The emcee tried to end it, but Kochalka hath no fear. They did one more. They closed with Monkey vs. Robotm which had a bridge dedicated the 3-foot long blood dripping fangs of George W. Bush. My soliloquy was much improved. They left stage triumphantly.
I bought The Cute Manifesto
afterwards, and gave my sharpie to James so he could draw a kitty on a girl's arm. I went over to Jason to ask a little about the Warner Bros. takeover of Rykodisc. The conversation wandered and it turned out we both knew Ron Berman, both liked Alice Donut, and he was going to write a song for Debbie Harry.
A strikingly cute girl came up to me while I was talking to Jason and asked three questions: "Are you straight?" "Are you single?" and "Are you a drummer?" Her boldness froze me for a moment, and I can’t tell you what I said exactly...and then she was gone like a figment. Jason was kind enough to confirm at that moment that I looked straight to him. He thought the question was facetious. Maybe she was a figment, but I remember saying to Jason “I thought the hot girls were supposed to be hitting on you rock star types.” He replied “I guess I’m unattractive.” Jason is the Ron Stoppable to James’s Kim Possible attitude. As in The Cute Manifesto, either we turn toward cuteness and beauty or suffering and death. Balanced is achieved in the existence of two passively opposing options. Jason and James are not opposites but an equivalent negative and a positive.

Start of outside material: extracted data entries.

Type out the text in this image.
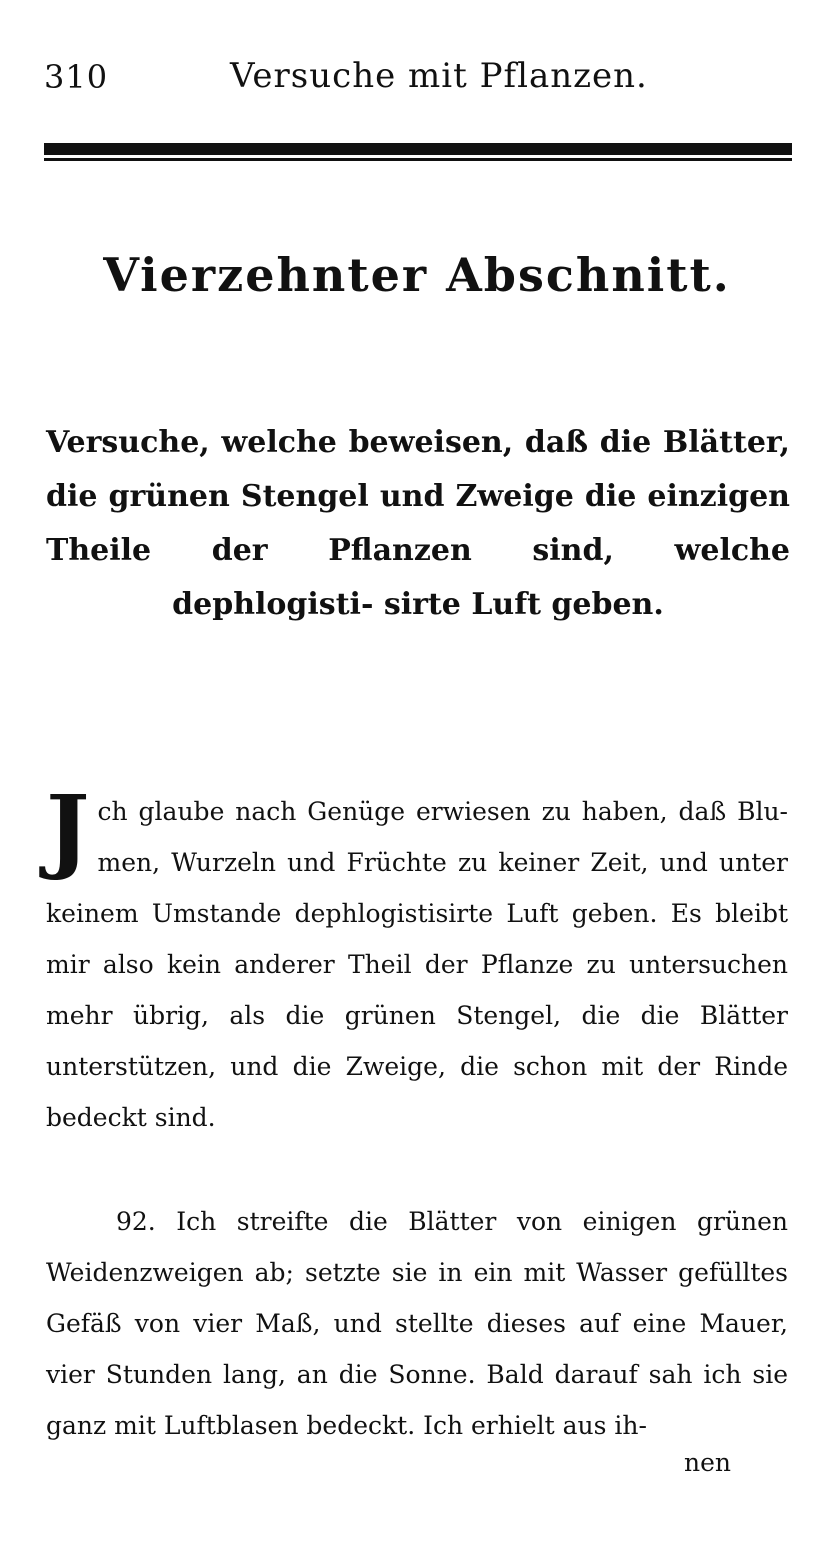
310	Versuche mit Pflanzen.
Vierzehnter Abschnitt.
Versuche, welche beweisen, daß die Blätter, die grünen Stengel und Zweige die einzigen Theile der Pflanzen sind, welche dephlogisti- sirte Luft geben.
Jch glaube nach Genüge erwiesen zu haben, daß Blu- men, Wurzeln und Früchte zu keiner Zeit, und unter keinem Umstande dephlogistisirte Luft geben. Es bleibt mir also kein anderer Theil der Pflanze zu untersuchen mehr übrig, als die grünen Stengel, die die Blätter unterstützen, und die Zweige, die schon mit der Rinde bedeckt sind.
92. Ich streifte die Blätter von einigen grünen Weidenzweigen ab; setzte sie in ein mit Wasser gefülltes Gefäß von vier Maß, und stellte dieses auf eine Mauer, vier Stunden lang, an die Sonne. Bald darauf sah ich sie ganz mit Luftblasen bedeckt. Ich erhielt aus ih-
nen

Mr. X-12 isn’t the jealous type and was even kind enough to give me a comic he did around James's drawings called “Sunturd,” a tribute to James's supposedly massive ego. They signed my CD. Jason explained more about Debbie Harry. Adoring fans flocked to them, offering dinner, a place to stay, breakfast…whatever they needed. I chatted a bit more about the biz and about radio. But they both seemed still nervous about the shakeup at Ryko. Spread Your Evil Wings and Fly goes for adds at radio this Monday. Jason told me he was happy just to finish a real studio album like this, like the Beatles did. He drank more Victory beer and looked more proud and more nervous. James just kept smiling as he does when he has conquered a room of strangers.
In the end, I am confident the new album will do well. Wash Your Ass is a strong single, and they’ve still clearly got the live shops to back it up on stage. I am also confident that if you stand next to Jason X-12 long enough women will flock to you. It’s a very peculiar thing.